# Notebook to get percentages from VMH derived substances/media

In [1]:
import pandas as pd

## Calculate flux_percentages, gram_percentages & difference between the percentages

In [2]:
def get_percentages_for_oil(oil_vmh_tsv: str, oil_tsv: str):
   """Calculate flux_percentages from VMH table for a substance/medium &
   gram_percentages from a table containing weight specifications

   Args:
       - oil_vmh_tsv (str): 
           Table with substance/medium composition from VMH
       - oil_tsv (str): 
           Table with weight specifications
   """
   df = pd.read_csv(oil_vmh_tsv, sep='\t')
   df['exchange'] = df['exchange'].map(lambda e: e.lstrip('EX_').rstrip('(e)'))
   df['exchange'] = df['exchange'].str.replace('\[e\]$', '', regex=True)
   
   overall_flux = df['flux'].sum()
   df['flux_percent'] = df['flux']/overall_flux
   
   artseb_df = pd.read_csv('./artificial_sebum_subset.tsv', sep='\t')
   df_merged = df.merge(artseb_df, left_on='exchange', right_on='VMH', how='left')
   df_merged.rename({'name': 'substance'}, axis=1, inplace=True)
   df_merged.drop(['formula', 'source', 'BiGG', 'SEED', 'MetaNetX', 'VMH', 'KEGG', 'percent', 'exchange'], axis=1, inplace=True)
   
   oil_df = pd.read_csv(oil_tsv, sep='\t')
   oil_final = oil_df.merge(df_merged, on='substance', how='right')
   oil_final['gram_percent'] = oil_final['gram']/100
   oil_final['percent_diff'] = (oil_final['flux_percent'] - oil_final['gram_percent'])*100
   oil_final['percent'] = oil_final[['flux_percent', 'gram_percent']].median(axis=1)
   oil_final.to_csv(oil_tsv, sep='\t', index=False)
   

## Get the percentages for the oils in the artificial sebum definition
(Olive, coconut & cottonseed oil)

In [7]:
get_percentages_for_oil('./olive_oil_100g_vmh.tsv', './olive_oil.tsv')

In [None]:
get_percentages_for_oil('./coconut_oil_100g_vmh.tsv', './Coconut_oil.tsv')

In [11]:
get_percentages_for_oil('./cottonseed_oil_100g_vmh.tsv', './Cottonseed_oil.tsv')
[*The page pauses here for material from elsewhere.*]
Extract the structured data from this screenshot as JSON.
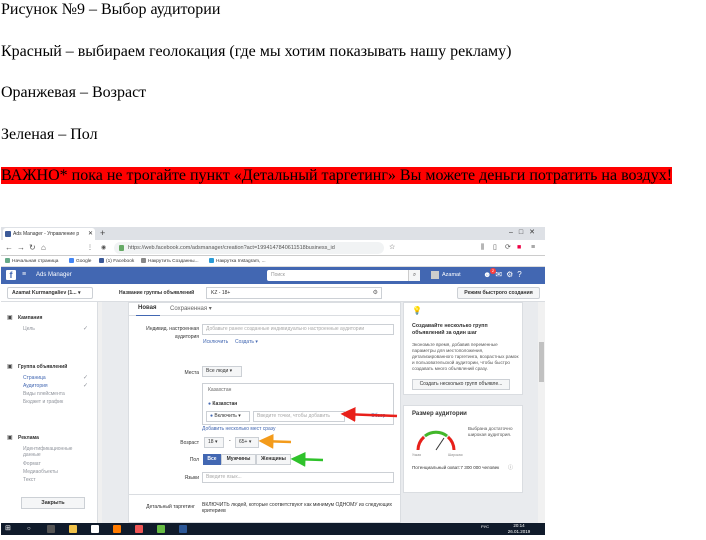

## Combine oil content for artificial sebum
10% olive/ coconut oil means that all single components need to add up to 0.10. </br>
25% cottonseed oil means that all single components need to add up to 0.25.

In [4]:
# Get all relevant dataframes
olive_df = pd.read_csv('./olive_oil.tsv', sep='\t')
olive_df = olive_df[['substance', 'percent']].copy().rename({'percent': 'olive_percent'}, axis=1)
cnut_df = pd.read_csv('./Coconut_oil.tsv', sep='\t')
cnut_df = cnut_df[['substance', 'percent']].copy().rename({'percent': 'coconut_percent'}, axis=1)
cseed_df = pd.read_csv('./Cottonseed_oil.tsv', sep='\t')
cseed_df = cseed_df[['substance', 'percent']].copy().rename({'percent': 'cottonseed_percent'}, axis=1)
artseb_df = pd.read_csv('./artificial_sebum_subset.tsv', sep='\t')

# Merge all three oil dataframes
oils_df = olive_df.merge(cnut_df, on='substance', how='outer')
oils_df = oils_df.merge(cseed_df, on='substance', how='outer')

# Multiply percentages according to the ammount in  1l medium
olive_normalise = 0.1/oils_df['olive_percent'].sum()
oils_df['olive_percent'] = oils_df['olive_percent']*olive_normalise
cnut_normalise = 0.1/oils_df['coconut_percent'].sum()
oils_df['coconut_percent'] = oils_df['coconut_percent']*cnut_normalise
cseed_normalise = 0.25/oils_df['cottonseed_percent'].sum()
oils_df['cottonseed_percent'] = oils_df['cottonseed_percent']*cseed_normalise

# Melt numbers for percent into one column & remove irrelevant columns
mask = oils_df.columns[oils_df.columns.str.endswith('percent')]
oils_df.loc[:, mask] = oils_df.loc[:, mask].fillna(0)
oils_df['oils_percent'] = oils_df['olive_percent'] + oils_df['coconut_percent'] + oils_df['cottonseed_percent']
oils_df.drop(['olive_percent', 'coconut_percent', 'cottonseed_percent'], axis=1, inplace=True)

# Merge oils into artificial sebum
artseb_df_merged = artseb_df.merge(oils_df, left_on='name', right_on='substance', how='outer')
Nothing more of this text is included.